Zunächst einmal die Beschaffung des Baums: Wo kauft man so etwas denn? Bisher hatte ich zu Hause immer ein oder zwei Tage vor Weihnachten einen Baum direkt im Wald geschlagen. Das scheint es hier, obwohl es viel mehr Wald gibt, aber nicht zu geben. Also bin ich am dritten Adventssamstag losgezogen, nachdem ich mein Auto zu einem Tannenbaumtransporter (umgeklappte Rückbank und ein Nadelschutz aus einem alten Wachstuch) umgerüstet hatte. Beim ersten Christbaum-Center, ein Verschlag mitten auf einer Wiese übrigens ;-), wurde ich nicht fündig. Es ist ziemlich schwer, sich bei so vielen Bäumen für den schönsten zu entscheiden, muss ich sagen. Wie schwer ist das erst, wenn man sich auch noch mit jemandem anderen einigen muss, habe ich mich gefragt. Dann bin ich zum Forsthaus gefahren, wo es auch Bäume gab. Dort habe ich dann eine schöne 1,80 m große, schlanke Nordmanntanne gefunden. „Abies nordmanniana“, wie mich der Förster aufklärte. Als ich den Preis hörte, habe ich noch gedacht: „Ich will doch gar nicht den ganzen Wald kaufen.“ Aber es half ja alles nichts, mir gefiel dieser Baum, also habe ich ihn mitgenommen.

Beim Christbaumständer habe ich dann allerdings ein ziemliches Schnäppchen gemacht, denn Anfang der Woche gab’s im Woolworth Weihnachtsartikel schon 50% reduziert. Mit Licherketten hat mich der Nikolaus freundlichst bedacht. Für den Schmuck wollte ich eigentlich nur selbstgemachte Fröbelsterne verwenden. Ich habe dann aber schon ziemlich bald feststellen müssen, dass so ein Fröbelstern zwar klasse aussieht, aber das das Basteln doch ziemlich lange dauert, zumal dann, wenn man feinmotorisch eher unbegabt ist. 😉 Am Ende bin ich aber auf fast 30 kleine rote, weisse und rot-weisse Fröbelsterne gekommen, die sich am Baum super machen. Bei IKEA habe ich dann noch eine Erstausstattung für einen Weihnachtsbaum erstanden: 10 kleine Weihnachtswichtel und eine große Box mit roten glänzenden und matten Kugeln, Herzen, Sternen und Co.

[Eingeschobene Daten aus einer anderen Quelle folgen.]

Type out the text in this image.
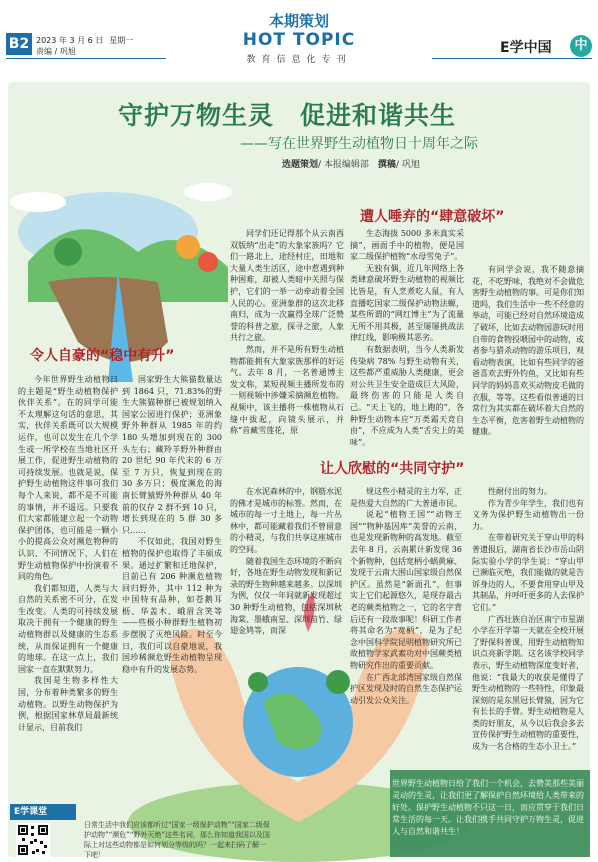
B2 2023 年 3 月 6 日 星期一
责编 / 巩旭
本期策划
HOT TOPIC
教育信息化专刊
E学中国	中
守护万物生灵　促进和谐共生
——写在世界野生动植物日十周年之际
选题策划/ 本报编辑部　撰稿/ 巩旭
令人自豪的“稳中有升”
遭人唾弃的“肆意破坏”
让人欣慰的“共同守护”

今年世界野生动植物日的主题是“野生动植物保护伙伴关系”。在的同学可能不太理解这句话的意思，其实，伙伴关系既可以大规模运作，也可以发生在几个学生或一所学校在当地社区开展工作，促进野生动植物的可持续发展。也就是说，保护野生动植物这件事可我们每个人来说，都不是不可能的事情，并不遥远。只要我们大家都能建立起一个动物保护团体，也可能是一颗小小的提高公众对濒危物种的认识、不同情况下，人们在野生动植物保护中扮演着不同的角色。

我们都知道，人类与大自然的关系密不可分，在发生改变。人类的可持续发展取决于拥有一个健康的野生动植物群以及健康的生态系统，从而保证拥有一个健康的地球。在这一点上，我们国家一直在默默努力。

我国是生物多样性大国，分布着种类繁多的野生动植物。以野生动物保护为例，根据国家林草局最新统计显示，目前我们

国家野生大熊猫数量达到 1864 只，71.83%的野生大熊猫种群已被规划纳入国家公园进行保护；亚洲象野外种群从 1985 年的约 180 头增加到现在的 300 头左右；藏羚羊野外种群由 20 世纪 90 年代末的 6 万至 7 万只，恢复到现在的 30 多万只；极度濒危的海南长臂猿野外种群从 40 年前的仅存 2 群不到 10 只，增长到现在的 5 群 30 多只……

不仅如此，我国对野生植物的保护也取得了丰硕成果。通过扩繁和迁地保护，目前已有 206 种濒危植物回归野外，其中 112 种为中国特有品种，如苍鹅耳枥、华盖木、峨眉含笑等——些极小种群野生植物初步摆脱了灭绝风险。时至今日，我们可以自豪地说，我国珍稀濒危野生动植物呈现稳中有升的发展态势。

同学们还记得那个从云南西双版纳“出走”的大象家族吗？它们一路北上，途经村庄，田地和大量人类生活区，途中惹遇到种种困难，却被人类暗中关照与保护，它们的一举一动牵动着全国人民的心。亚洲象群的这次北移南归，成为一次赢得全球广泛赞誉的科普之旅，探寻之旅，人象共行之旅。

然而，并不是所有野生动植物都能拥有大象家族那样的好运气。去年 8 月，一名普通博主发文称，某短视频主播所发布的一则视频中涉嫌采摘濒危植物。视频中，该主播将一株植物从石缝中拔起，向镜头展示，并称“首藏雪莲花，原

生态海拔 5000 多米真实采摘”，画面手中的植物，便是国家二级保护植物“水母雪兔子”。

无独有偶，近几年网络上各类肆意破坏野生动植物的视频比比皆是，有人烹煮吃人鼠，有人直播吃国家二级保护动物法螈，某些所谓的“网红博主”为了流量无所不用其极，甚至屡屡挑战法律红线，影响极其恶劣。

有数据表明，当今人类新发传染病 78% 与野生动物有关，这些都严重威胁人类健康，更会对公共卫生安全造成巨大风险，最终伤害的只能是人类自己。“天上飞的，地上跑的”，各种野生动物本应“万类霜天竞自由”，不应成为人类“舌尖上的美味”。

有同学会说，我不随意摘花，不吃野味，我绝对不会做危害野生动植物的事。可是你们知道吗，我们生活中一些不经意的举动，可能已经对自然环境造成了破坏，比如去动物园游玩时用自带的食物投喂园中的动物，或者参与猎杀动物的游乐项目，观看动物表演，比如有些同学的爸爸喜欢去野外钓鱼，又比如有些同学的妈妈喜欢买动物皮毛做的衣服，等等。这些看似普通的日常行为其实都在破坏着大自然的生态平衡，危害着野生动植物的健康。

在水泥森林的中，钢筋水泥的佛才是城市的标签。然而，在城市的每一寸土地上，每一片丛林中，都可能藏着我们不曾留意的小精灵，与我们共享这座城市的空间。

随着我国生态环境的不断向好，各地在野生动物发现和新记录的野生物种越来越多。以深圳为例，仅仅一年间就新发现超过 30 种野生动植物，包括深圳秋海棠、墨蛾南星、深圳苗竹、绿翅金鸠等，而深

规这些小精灵的主力军，正是热爱大自然的广大普通市民。

说起“植物王国”“动物王国”“物种基因库”美誉的云南，也是发现新物种的高发地。截至去年 8 月，云南累计新发现 36 个新物种，包括宽柄小蜗黄麻、发现于云南大围山国家级自然保护区。虽然是“新面孔”，但事实上它们起源悠久，是现存最古老的蕨类植物之一，它的名字背后还有一段故事呢！科研工作者将其命名为“宽柄”，是为了纪念中国科学院昆明植物研究所已故植物学家武素功对中国蕨类植物研究作出的重要贡献。

在广西北部湾国家级自然保护区发现及时的自然生态保护运动引发公众关注。

性耐付出的努力。

作为青少年学生，我们也有义务为保护野生动植物出一份力。

在带着研究关于穿山甲的科普遗报后，湖南省长沙市岳山阴际实验小学的学生说：“穿山甲已濒临灭绝，我们能做的就是告诉身边的人，不要食用穿山甲及其制品，并呼吁更多的人去保护它们。”

广西壮族自治区南宁市星湖小学在开学第一天就在全校开展了野保科普课，用野生动植物知识点亮新学期。这名该学校同学表示，野生动植物深度变好者，他说：“我最大的收获是懂得了野生动植物的一些特性，印象最深刻的是东黑冠长臂猿，因为它有长长的手臂。野生动植物是人类的好朋友，从今以后我会多去宣传保护野生动植物的重要性，成为一名合格的生态小卫士。”

世界野生动植物日给了我们一个机会，去赞美那些美丽灵动的生灵，让我们更了解保护自然环境给人类带来的好处。保护野生动植物不只这一日，而应贯穿于我们日常生活的每一天。让我们携手共同守护万物生灵，促进人与自然和谐共生！

E学课堂
日常生活中我们应该都听过“国家一级保护动物”“国家二级保护动物”“濒危”“野外灭绝”这些名词，那么你知道我国以及国际上对这些动物都是如何划分等级的吗？一起来扫码了解一下吧！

Gestern Abend haben wir den Baum dann vom Balkon hereingeholt, wo er im Netz die letzte Woche verbracht hat. Das Aufstellen war mit dem Patent-Seilzugständer gar kein Problem. Das Anbringen der Minilichter war hingegen ein etwas größeres, da es dabei ja die Kabel- und Ast-Constraints verhindern, dass man die Licher gleichmässig verteilt. Ausserdem war das reichlich schwierig, die Schlaufen der Minilichter um die Äste zu tüdeln. Das Schmücken ging dann wieder besser voran, so dass ich jetzt einen schönen geschmückten Weihnachtsbaum in meinem Wohnzimmer stehen habe. Ich muss sagen, ich bin ziemlich stolz drauf. Sogar mein Freund, der dem ganzen Weihnachtsgedöns eher skeptisch gegenüber steht, scheint der Baum ein wenig zu gefallen. 🙂 Heute morgen habe ich auch erst eine Nadel unter dem Baum gefunden, so dass ich hoffe, dass uns der Baum wirklich bis zum 6. Januar erhalten bleibt.

Und hier ist das Prachtexemplar, einmal in hell…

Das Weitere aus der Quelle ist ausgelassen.